Um projeto de lei sobre o uso do véu na cabeça no Irã provoca um intenso debate no poder, no qual os conservadores se mobilizam contra a rejeição de um número crescente de mulheres em cobrir a cabeça.

Desde a Revolução Islâmica de 1979, a lei iraniana exige que todas as mulheres usem um hijab que cubra a cabeça e o pescoço em locais públicos.

No entanto, cada vez mais mulheres iranianas estão saindo às ruas sem os hijabs, uma tendência que foi acentuada pelo movimento de protesto desencadeado pela morte de Mahsa Amini, uma jovem presa por violar o rígido código de vestimenta do país.

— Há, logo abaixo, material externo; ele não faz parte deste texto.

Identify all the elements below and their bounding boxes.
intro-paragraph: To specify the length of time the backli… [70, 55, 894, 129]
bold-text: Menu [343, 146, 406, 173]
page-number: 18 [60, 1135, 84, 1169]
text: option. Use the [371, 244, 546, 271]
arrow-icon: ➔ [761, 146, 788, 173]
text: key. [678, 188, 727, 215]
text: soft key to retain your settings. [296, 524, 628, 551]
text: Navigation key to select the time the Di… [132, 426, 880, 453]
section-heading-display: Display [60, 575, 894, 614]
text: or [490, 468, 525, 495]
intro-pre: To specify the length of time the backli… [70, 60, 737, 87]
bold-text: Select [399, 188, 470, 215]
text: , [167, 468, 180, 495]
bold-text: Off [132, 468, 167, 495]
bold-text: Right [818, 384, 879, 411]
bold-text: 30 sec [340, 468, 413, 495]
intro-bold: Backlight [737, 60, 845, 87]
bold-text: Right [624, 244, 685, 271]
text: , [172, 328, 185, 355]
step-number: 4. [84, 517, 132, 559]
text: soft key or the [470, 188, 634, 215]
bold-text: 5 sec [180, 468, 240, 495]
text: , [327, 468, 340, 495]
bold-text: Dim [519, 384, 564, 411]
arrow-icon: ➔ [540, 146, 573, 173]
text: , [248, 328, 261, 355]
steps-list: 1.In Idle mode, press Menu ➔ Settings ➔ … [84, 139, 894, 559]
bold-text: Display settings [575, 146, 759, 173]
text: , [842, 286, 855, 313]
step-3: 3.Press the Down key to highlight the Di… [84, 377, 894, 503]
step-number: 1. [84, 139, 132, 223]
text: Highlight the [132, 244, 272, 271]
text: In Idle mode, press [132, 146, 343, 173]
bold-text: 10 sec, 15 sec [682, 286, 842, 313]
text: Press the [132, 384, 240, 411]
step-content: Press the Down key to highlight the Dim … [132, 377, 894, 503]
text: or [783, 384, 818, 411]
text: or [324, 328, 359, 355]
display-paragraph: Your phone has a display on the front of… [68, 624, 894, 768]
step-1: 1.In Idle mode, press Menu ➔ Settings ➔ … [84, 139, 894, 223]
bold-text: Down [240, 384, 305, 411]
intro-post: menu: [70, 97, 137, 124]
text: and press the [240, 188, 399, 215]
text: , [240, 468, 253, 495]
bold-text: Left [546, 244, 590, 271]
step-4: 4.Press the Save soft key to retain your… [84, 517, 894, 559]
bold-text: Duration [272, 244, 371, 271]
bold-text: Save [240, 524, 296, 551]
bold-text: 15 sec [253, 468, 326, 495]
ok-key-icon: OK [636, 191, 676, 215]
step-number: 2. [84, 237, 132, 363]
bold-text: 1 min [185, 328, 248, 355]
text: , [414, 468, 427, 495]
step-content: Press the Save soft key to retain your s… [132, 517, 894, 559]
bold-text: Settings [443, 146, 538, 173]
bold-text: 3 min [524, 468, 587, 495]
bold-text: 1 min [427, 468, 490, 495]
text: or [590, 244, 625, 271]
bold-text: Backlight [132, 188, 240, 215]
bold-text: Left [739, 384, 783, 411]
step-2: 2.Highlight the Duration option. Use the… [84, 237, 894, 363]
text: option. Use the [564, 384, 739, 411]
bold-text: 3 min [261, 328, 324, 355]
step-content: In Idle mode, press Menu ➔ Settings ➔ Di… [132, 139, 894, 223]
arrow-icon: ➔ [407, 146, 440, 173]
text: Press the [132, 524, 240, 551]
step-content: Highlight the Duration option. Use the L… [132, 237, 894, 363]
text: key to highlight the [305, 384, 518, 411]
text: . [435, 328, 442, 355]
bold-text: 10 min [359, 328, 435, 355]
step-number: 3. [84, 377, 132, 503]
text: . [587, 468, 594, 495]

Os conservadores defendem com veemência a obrigatoriedade do uso do véu e consideram que seu desaparecimento daria início a um processo que modificaria profundamente as “normas sociais”.

Nesse contexto, o Judiciário e o governo propuseram, em maio, um projeto de lei chamado “Apoio à cultura do hijab e da castidade” para “proteger a sociedade” e “fortalecer a vida familiar”.

Este texto sugere o reforço das sanções, particularmente financeiras, contra “qualquer mulher que retire o véu em locais públicos, ou na Internet”.

“Este projeto de lei propõe criminalizar o não uso do hijab, assim como uma infração de trânsito, mas com multas mais severas”, disse à AFP o sociólogo Abbas Abdi.

Desde a morte de Mahsa Amini, a sociedade “não aceita que uma mulher seja presa por não usar o véu”, afirmou.

Nos últimos meses, as autoridades tomaram várias iniciativas, desde o fechamento de lojas, principalmente restaurantes, até a instalação de câmeras nas ruas para perseguir mulheres que desafiam a proibição.

Nos últimos dias, pelo menos três funcionários foram demitidos, ou detidos, por permitir o acesso de mulheres sem véu a locais históricos.

– Insuficientemente dissuasivo –

O projeto de lei, que foi publicado na mídia pró-governo, prevê que as infratoras recebam primeiro uma mensagem de advertência da polícia.

Em caso de reincidência, enfrentam uma multa de 500.000 a 6 milhões de tomans (cerca de 11 a 129 dólares ou 54 a 635 reais no câmbio atual), uma quantia significativa para muitas iranianas.

A isso soma-se a privação de direitos sociais e o confisco do carro por dez dias para as mulheres que dirigem.

O chefe do Judiciário, Gholamhossein Mohseni Ejei, defendeu o texto, frisando a necessidade de não polarizar a sociedade, apesar de compreender as “preocupações dos crentes” sobre o descumprimento do véu.

Enquanto aguarda a análise do Parlamento, o projeto de lei desperta a ira dos ultraconservadores, muito ativos no atual governo, para os quais não é “suficientemente dissuasivo”.

O jornal Kayhan considerou que vai encorajar “a expansão de um fenômeno repugnante”.

Os promotores da lei “não sabem que o inimigo” procura, ao eliminar o véu, “destruir a instituição familiar e atacar os fundamentos do sistema islâmico”, adverte o jornal.

Para alguns ultraconservadores, esses apelos à “desobediência social” são lançados pelas mídias sociais e pela mídia estrangeira, principalmente canais de televisão em língua persa.

No poder, “não há consenso sobre o hijab” entre os que preferem o caminho da repressão e os que “pensam que se deve tentar outros meios”, observa Abdi.

Nesse contexto, “o projeto de lei não satisfaz nem os defensores do hijab obrigatório nem os defensores da escolha das mulheres de cobrir ou não a cabeça”, completa.